1188 rows × 7 columns

Summary stats#

comparison = pd.DataFrame()
comparison['actual'] = key_results[key_results['scenario']=='base']['thrombolysis_rate'].values
comparison['cohort'] = key_results[key_results['scenario']=='same_patient_characteristics']['thrombolysis_rate'].values

comparison.describe().round(2)
actual cohort
count 132.00 132.00
mean 11.23 11.08
std 3.37 3.91
min 1.69 2.65
25% 9.24 8.29
50% 10.92 10.96
75% 13.12 12.87
max 24.23 24.93

Plot results#

fig = plt.figure(figsize=(15,6))

ax1 = fig.add_subplot(131)
y = key_results[key_results['scenario']=='base']['thrombolysis_rate']
x = key_results[key_results['scenario']=='same_patient_characteristics']['thrombolysis_rate']
gradient, intercept, r_value, p_value, std_err = stats.linregress(x,y)
y_fit=intercept + (x*gradient)
ax1.plot(x, y, 'o', label='Data points')
ax1.plot(x, y_fit, 'r', label='Fitted regression')
ax1.plot([x.min(),x.max()],[x.min(),x.max()], 'b--', 
         label = 'Expected line if all variance\ndue to hospital processes')
mean_thrombolysis = comparison['actual'].mean()
ax1.plot([x.min(),x.max()],[mean_thrombolysis, mean_thrombolysis], 'g:', 
         label = 'Expected line if all variance\ndue to patient populations')

text='Slope: %.2f\nR-Squared: %.3f\nP value: %.3f' %(gradient,r_value**2,p_value)
ax1.set_xlim(0,26)
ax1.set_ylim(0,26)
ax1.text(17,2,text)
ax1.legend()
ax1.set_ylabel('Thrombolysis rate of 100k patient cohort')
ax1.set_xlabel('Actual thrombolysis rate')
ax1.set_title('Regression plot of actual vs cohort thrombolysis rate')

ax2 = fig.add_subplot(132)
zipped = zip(x,y)
for xx, yy in zipped:
    colour = 'red' if xx > yy else 'blue'
    ax2.plot([xx,xx], [xx,yy], 
             color=colour, lw=1, marker='o', alpha=0.6, markersize=4)
ax2.set_ylabel('Predicted thrombolysis rate of 100k patient cohort')
ax2.set_xlabel('Actual thrombolysis rate')
ax2.set_title('Scatter plot of actual vs cohort thrombolysis rate')
ax2.grid()


ax3 = fig.add_subplot(133)
bins = np.arange(1,25)
ax3.hist(y, bins = bins, color='k', linewidth=2,
           label='Cohort thrombolysis', histtype='step')
ax3.hist(x, bins = bins, color='0.7', linewidth=2,
           label='Actual thrombolysis', histtype='stepfilled')
ax3.set_xlabel('Thrombolysis rate (%)')
ax3.set_ylabel('Hospital count')
ax3.set_title('Histogram of actual vs cohort thrombolysis rates')
ax3.set_ylim(0,25)
ax3.legend()

plt.tight_layout(pad=2)
plt.savefig('./output/pathway_cohort.jpg', dpi=300)
plt.show()
../_images/scenario_analysis_1k_patient_cohort_12_0.png

Observations#

  • In this experiment we fix the patient population, so that all hospitals in the model see the same patients, and pass those patients through each hospital model using that hospital’s pathway characteristics and decision model.

  • When a standard (national average) patient population is passed through all hospitals the cohort thrombolysis rate at each hospital correlates with the actual thrombolysis use with R-square of 0.41, suggesting in-hospital processes and decision making account for about 40% of observed variance.
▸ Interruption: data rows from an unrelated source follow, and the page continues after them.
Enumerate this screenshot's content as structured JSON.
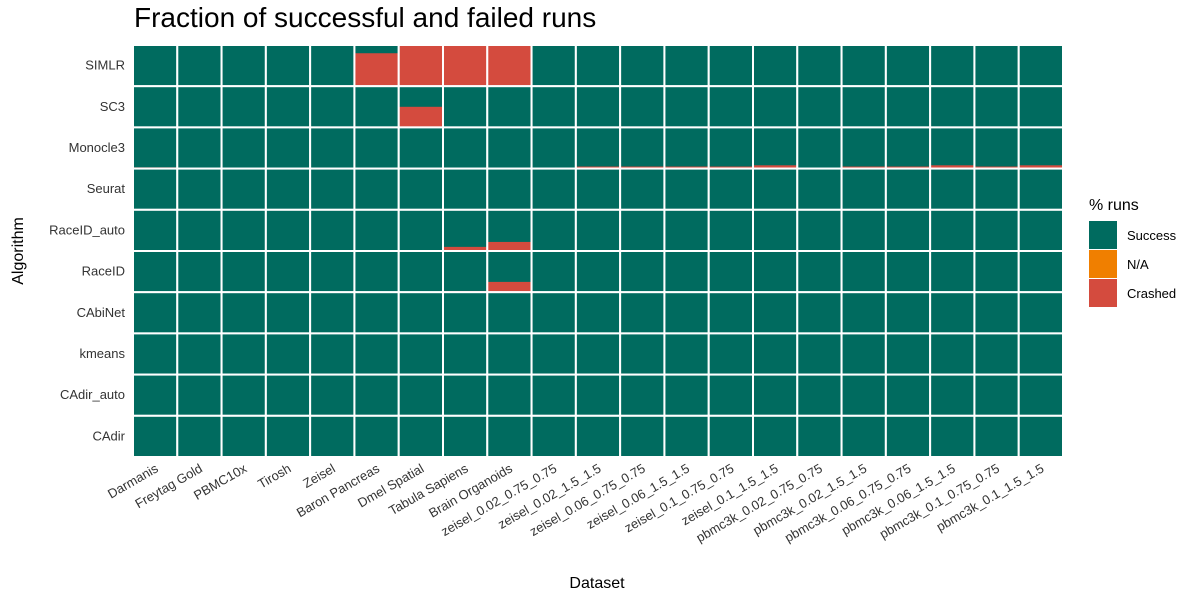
{
  "chart_data": {
    "type": "heatmap",
    "title": "Fraction of successful and failed runs",
    "xlabel": "Dataset",
    "ylabel": "Algorithm",
    "legend": {
      "title": "% runs",
      "position": "right",
      "entries": [
        {
          "label": "Success",
          "color": "#006b5f"
        },
        {
          "label": "N/A",
          "color": "#f07f00"
        },
        {
          "label": "Crashed",
          "color": "#d44b3e"
        }
      ]
    },
    "datasets": [
      "Darmanis",
      "Freytag Gold",
      "PBMC10x",
      "Tirosh",
      "Zeisel",
      "Baron Pancreas",
      "Dmel Spatial",
      "Tabula Sapiens",
      "Brain Organoids",
      "zeisel_0.02_0.75_0.75",
      "zeisel_0.02_1.5_1.5",
      "zeisel_0.06_0.75_0.75",
      "zeisel_0.06_1.5_1.5",
      "zeisel_0.1_0.75_0.75",
      "zeisel_0.1_1.5_1.5",
      "pbmc3k_0.02_0.75_0.75",
      "pbmc3k_0.02_1.5_1.5",
      "pbmc3k_0.06_0.75_0.75",
      "pbmc3k_0.06_1.5_1.5",
      "pbmc3k_0.1_0.75_0.75",
      "pbmc3k_0.1_1.5_1.5"
    ],
    "algorithms": [
      "SIMLR",
      "SC3",
      "Monocle3",
      "Seurat",
      "RaceID_auto",
      "RaceID",
      "CAbiNet",
      "kmeans",
      "CAdir_auto",
      "CAdir"
    ],
    "series": [
      {
        "name": "Crashed",
        "values": [
          [
            0,
            0,
            0,
            0,
            0,
            0.8,
            1.0,
            1.0,
            1.0,
            0,
            0,
            0,
            0,
            0,
            0,
            0,
            0,
            0,
            0,
            0,
            0
          ],
          [
            0,
            0,
            0,
            0,
            0,
            0,
            0.5,
            0,
            0,
            0,
            0,
            0,
            0,
            0,
            0,
            0,
            0,
            0,
            0,
            0,
            0
          ],
          [
            0.03,
            0,
            0,
            0,
            0,
            0,
            0,
            0,
            0,
            0,
            0.05,
            0.05,
            0.05,
            0.05,
            0.08,
            0,
            0.05,
            0.05,
            0.08,
            0.05,
            0.08
          ],
          [
            0,
            0,
            0,
            0,
            0,
            0,
            0,
            0,
            0,
            0,
            0,
            0,
            0,
            0,
            0,
            0,
            0,
            0,
            0,
            0,
            0
          ],
          [
            0,
            0,
            0,
            0,
            0,
            0,
            0,
            0.1,
            0.22,
            0,
            0,
            0,
            0,
            0,
            0,
            0,
            0,
            0,
            0,
            0,
            0
          ],
          [
            0,
            0,
            0,
            0,
            0,
            0,
            0,
            0.03,
            0.25,
            0,
            0,
            0,
            0,
            0,
            0,
            0,
            0,
            0,
            0,
            0,
            0
          ],
          [
            0,
            0,
            0,
            0,
            0,
            0,
            0,
            0,
            0,
            0,
            0,
            0,
            0,
            0,
            0,
            0,
            0,
            0,
            0,
            0,
            0
          ],
          [
            0,
            0,
            0,
            0,
            0,
            0,
            0,
            0,
            0,
            0,
            0,
            0,
            0,
            0,
            0,
            0,
            0,
            0,
            0,
            0,
            0
          ],
          [
            0,
            0,
            0,
            0,
            0,
            0,
            0,
            0,
            0,
            0,
            0,
            0,
            0,
            0,
            0,
            0,
            0,
            0,
            0,
            0,
            0
          ],
          [
            0,
            0,
            0,
            0,
            0,
            0,
            0,
            0,
            0,
            0,
            0,
            0,
            0,
            0,
            0,
            0,
            0,
            0,
            0,
            0,
            0
          ]
        ]
      }
    ]
  }
}
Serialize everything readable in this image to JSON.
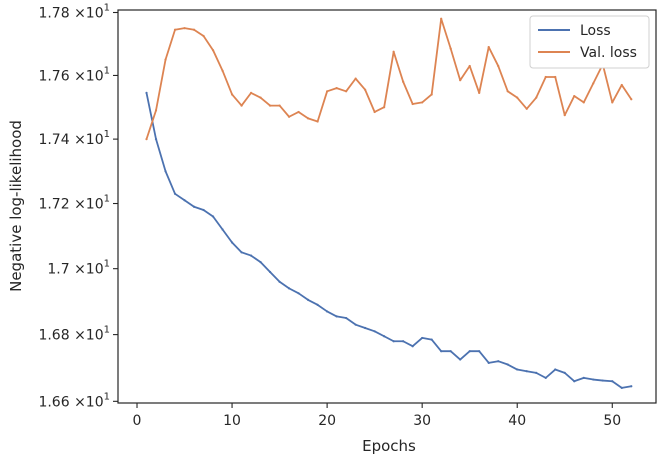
{
  "chart_data": {
    "type": "line",
    "xlabel": "Epochs",
    "ylabel": "Negative log-likelihood",
    "xlim": [
      -2.0,
      54.6
    ],
    "ylim": [
      16.595,
      17.808
    ],
    "y_scale": "log",
    "grid": false,
    "legend_position": "top-right",
    "x_ticks": [
      0,
      10,
      20,
      30,
      40,
      50
    ],
    "x_tick_labels": [
      "0",
      "10",
      "20",
      "30",
      "40",
      "50"
    ],
    "y_ticks": [
      16.6,
      16.8,
      17.0,
      17.2,
      17.4,
      17.6,
      17.8
    ],
    "y_tick_labels": [
      {
        "mantissa": "1.66",
        "exp": "1"
      },
      {
        "mantissa": "1.68",
        "exp": "1"
      },
      {
        "mantissa": "1.7",
        "exp": "1"
      },
      {
        "mantissa": "1.72",
        "exp": "1"
      },
      {
        "mantissa": "1.74",
        "exp": "1"
      },
      {
        "mantissa": "1.76",
        "exp": "1"
      },
      {
        "mantissa": "1.78",
        "exp": "1"
      }
    ],
    "y_tick_label_joiner": "×10",
    "series": [
      {
        "name": "Loss",
        "color": "#4c72b0",
        "x": [
          1,
          2,
          3,
          4,
          5,
          6,
          7,
          8,
          9,
          10,
          11,
          12,
          13,
          14,
          15,
          16,
          17,
          18,
          19,
          20,
          21,
          22,
          23,
          24,
          25,
          26,
          27,
          28,
          29,
          30,
          31,
          32,
          33,
          34,
          35,
          36,
          37,
          38,
          39,
          40,
          41,
          42,
          43,
          44,
          45,
          46,
          47,
          48,
          49,
          50,
          51,
          52
        ],
        "values": [
          17.545,
          17.4,
          17.3,
          17.23,
          17.21,
          17.19,
          17.18,
          17.16,
          17.12,
          17.08,
          17.05,
          17.04,
          17.02,
          16.99,
          16.96,
          16.94,
          16.925,
          16.905,
          16.89,
          16.87,
          16.855,
          16.85,
          16.83,
          16.82,
          16.81,
          16.795,
          16.78,
          16.78,
          16.765,
          16.79,
          16.785,
          16.75,
          16.75,
          16.725,
          16.75,
          16.75,
          16.715,
          16.72,
          16.71,
          16.695,
          16.69,
          16.685,
          16.67,
          16.695,
          16.685,
          16.66,
          16.67,
          16.665,
          16.662,
          16.66,
          16.64,
          16.645
        ]
      },
      {
        "name": "Val. loss",
        "color": "#dd8452",
        "x": [
          1,
          2,
          3,
          4,
          5,
          6,
          7,
          8,
          9,
          10,
          11,
          12,
          13,
          14,
          15,
          16,
          17,
          18,
          19,
          20,
          21,
          22,
          23,
          24,
          25,
          26,
          27,
          28,
          29,
          30,
          31,
          32,
          33,
          34,
          35,
          36,
          37,
          38,
          39,
          40,
          41,
          42,
          43,
          44,
          45,
          46,
          47,
          48,
          49,
          50,
          51,
          52
        ],
        "values": [
          17.4,
          17.49,
          17.65,
          17.745,
          17.75,
          17.745,
          17.725,
          17.68,
          17.615,
          17.54,
          17.505,
          17.545,
          17.53,
          17.505,
          17.505,
          17.47,
          17.485,
          17.465,
          17.455,
          17.55,
          17.56,
          17.55,
          17.59,
          17.555,
          17.485,
          17.5,
          17.675,
          17.58,
          17.51,
          17.515,
          17.54,
          17.78,
          17.685,
          17.585,
          17.63,
          17.545,
          17.69,
          17.63,
          17.55,
          17.53,
          17.495,
          17.53,
          17.595,
          17.595,
          17.475,
          17.535,
          17.515,
          17.575,
          17.635,
          17.515,
          17.57,
          17.525
        ]
      }
    ]
  }
}
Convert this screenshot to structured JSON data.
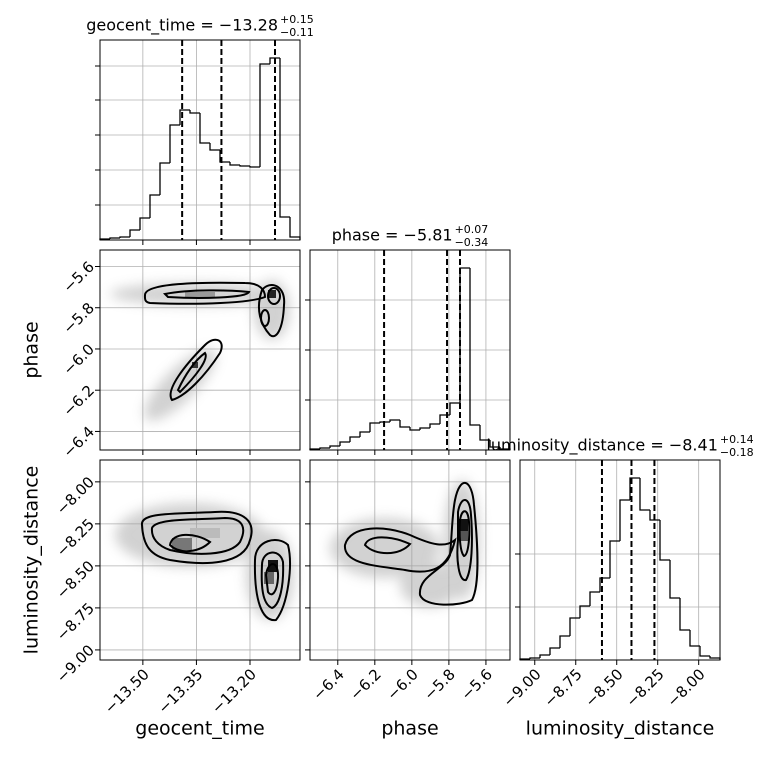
{
  "chart_data": [
    {
      "type": "histogram",
      "title": "geocent_time = −13.28",
      "title_sup": "+0.15",
      "title_sub": "−0.11",
      "xlabel": "geocent_time",
      "bins": [
        -13.62,
        -13.592,
        -13.564,
        -13.536,
        -13.508,
        -13.48,
        -13.452,
        -13.424,
        -13.396,
        -13.368,
        -13.34,
        -13.312,
        -13.284,
        -13.256,
        -13.228,
        -13.2,
        -13.172,
        -13.144,
        -13.116,
        -13.088,
        -13.06
      ],
      "values": [
        1,
        2,
        3,
        10,
        22,
        45,
        77,
        115,
        130,
        127,
        97,
        90,
        78,
        75,
        74,
        73,
        176,
        182,
        23,
        3
      ],
      "xlim": [
        -13.62,
        -13.06
      ],
      "xticks": [
        {
          "value": -13.5,
          "label": "−13.50"
        },
        {
          "value": -13.35,
          "label": "−13.35"
        },
        {
          "value": -13.2,
          "label": "−13.20"
        }
      ],
      "ylim": [
        0,
        200
      ],
      "yticks": [
        35,
        70,
        105,
        140,
        174
      ],
      "quantiles": [
        -13.39,
        -13.28,
        -13.13
      ],
      "color": "#000000",
      "grid": true
    },
    {
      "type": "histogram",
      "title": "phase = −5.81",
      "title_sup": "+0.07",
      "title_sub": "−0.34",
      "xlabel": "phase",
      "bins": [
        -6.55,
        -6.496,
        -6.442,
        -6.388,
        -6.334,
        -6.28,
        -6.226,
        -6.172,
        -6.118,
        -6.064,
        -6.01,
        -5.956,
        -5.902,
        -5.848,
        -5.794,
        -5.74,
        -5.686,
        -5.632,
        -5.578,
        -5.524,
        -5.47
      ],
      "values": [
        1,
        2,
        4,
        8,
        13,
        18,
        27,
        28,
        30,
        23,
        20,
        22,
        26,
        35,
        47,
        182,
        25,
        10,
        3,
        1
      ],
      "xlim": [
        -6.55,
        -5.47
      ],
      "xticks": [
        {
          "value": -6.4,
          "label": "−6.4"
        },
        {
          "value": -6.2,
          "label": "−6.2"
        },
        {
          "value": -6.0,
          "label": "−6.0"
        },
        {
          "value": -5.8,
          "label": "−5.8"
        },
        {
          "value": -5.6,
          "label": "−5.6"
        }
      ],
      "ylim": [
        0,
        200
      ],
      "yticks": [
        50,
        100,
        150
      ],
      "quantiles": [
        -6.15,
        -5.81,
        -5.74
      ],
      "color": "#000000",
      "grid": true
    },
    {
      "type": "histogram",
      "title": "luminosity_distance = −8.41",
      "title_sup": "+0.14",
      "title_sub": "−0.18",
      "xlabel": "luminosity_distance",
      "bins": [
        -9.09,
        -9.029,
        -8.968,
        -8.907,
        -8.846,
        -8.785,
        -8.724,
        -8.663,
        -8.602,
        -8.541,
        -8.48,
        -8.419,
        -8.358,
        -8.297,
        -8.236,
        -8.175,
        -8.114,
        -8.053,
        -7.992,
        -7.931,
        -7.87
      ],
      "values": [
        1,
        2,
        5,
        12,
        24,
        42,
        54,
        68,
        82,
        119,
        160,
        182,
        150,
        140,
        100,
        62,
        30,
        14,
        4,
        2
      ],
      "xlim": [
        -9.09,
        -7.87
      ],
      "xticks": [
        {
          "value": -9.0,
          "label": "−9.00"
        },
        {
          "value": -8.75,
          "label": "−8.75"
        },
        {
          "value": -8.5,
          "label": "−8.50"
        },
        {
          "value": -8.25,
          "label": "−8.25"
        },
        {
          "value": -8.0,
          "label": "−8.00"
        }
      ],
      "ylim": [
        0,
        200
      ],
      "yticks": [
        53,
        106
      ],
      "quantiles": [
        -8.59,
        -8.41,
        -8.27
      ],
      "color": "#000000",
      "grid": true
    },
    {
      "type": "contour",
      "ylabel": "phase",
      "ylim": [
        -6.49,
        -5.52
      ],
      "yticks": [
        {
          "value": -5.6,
          "label": "−5.6"
        },
        {
          "value": -5.8,
          "label": "−5.8"
        },
        {
          "value": -6.0,
          "label": "−6.0"
        },
        {
          "value": -6.2,
          "label": "−6.2"
        },
        {
          "value": -6.4,
          "label": "−6.4"
        }
      ]
    },
    {
      "type": "contour",
      "ylabel": "luminosity_distance",
      "ylim": [
        -9.06,
        -7.87
      ],
      "yticks": [
        {
          "value": -8.0,
          "label": "−8.00"
        },
        {
          "value": -8.25,
          "label": "−8.25"
        },
        {
          "value": -8.5,
          "label": "−8.50"
        },
        {
          "value": -8.75,
          "label": "−8.75"
        },
        {
          "value": -9.0,
          "label": "−9.00"
        }
      ]
    }
  ]
}
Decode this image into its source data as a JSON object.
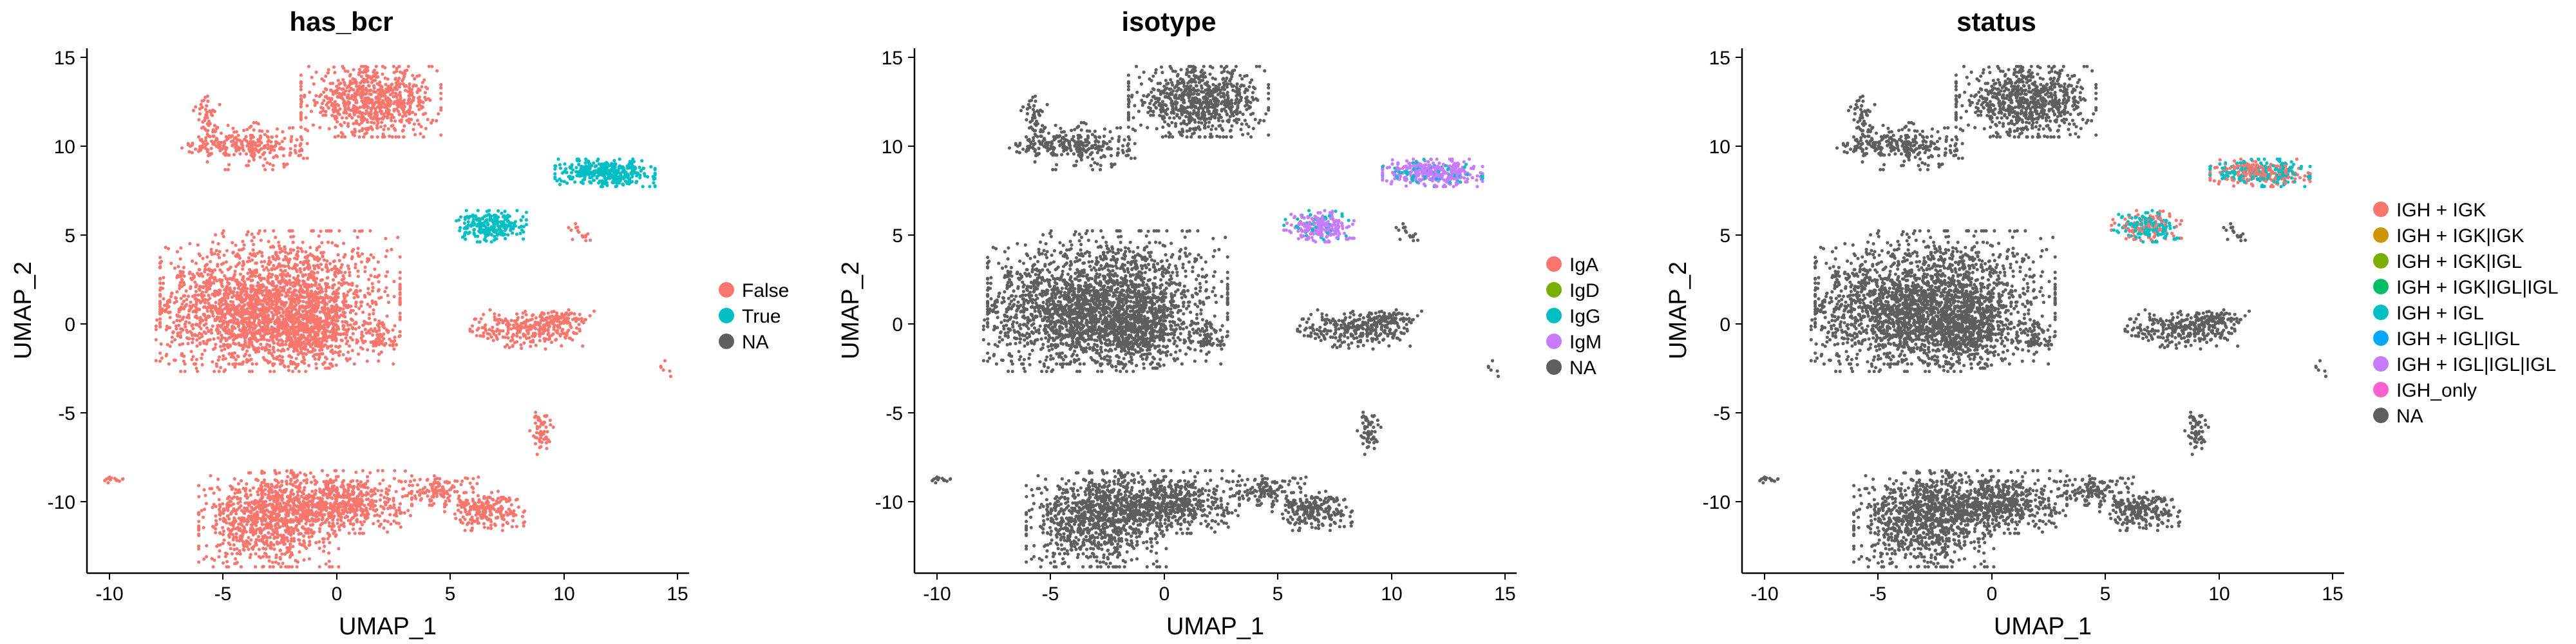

Similarly, the regression fit between actual and cohort thrombolysis rate has a slope of 0.55, suggesting that 55% of the inter-hospital variance is due to hospital processes - when the patient population is unchanged there is, on average, a 0.55 percentage point difference in predicted cohort population thrombolysis rate for each 1 percentage point change in actual thrombolysis rate.

  • As a general guide it seems that about half of the inter-hospital variance in thrombolysis rate is explained by in-hospital process and decisions, and the other half is explained by differences in local populations.

  • As should be expected, the mean and distribution of the cohort thrombolysis use per hospital is very similar to the actual mean and distribution of thrombolysis use.

  • There is a tendency for lower thrombolysing units to do better with a standard cohort, and those with higher thrombolysis rates to do worse. So there is a general observation that hospitals with high thrombolysis use do so partly because they have a more thrombolysable population, and vice versa.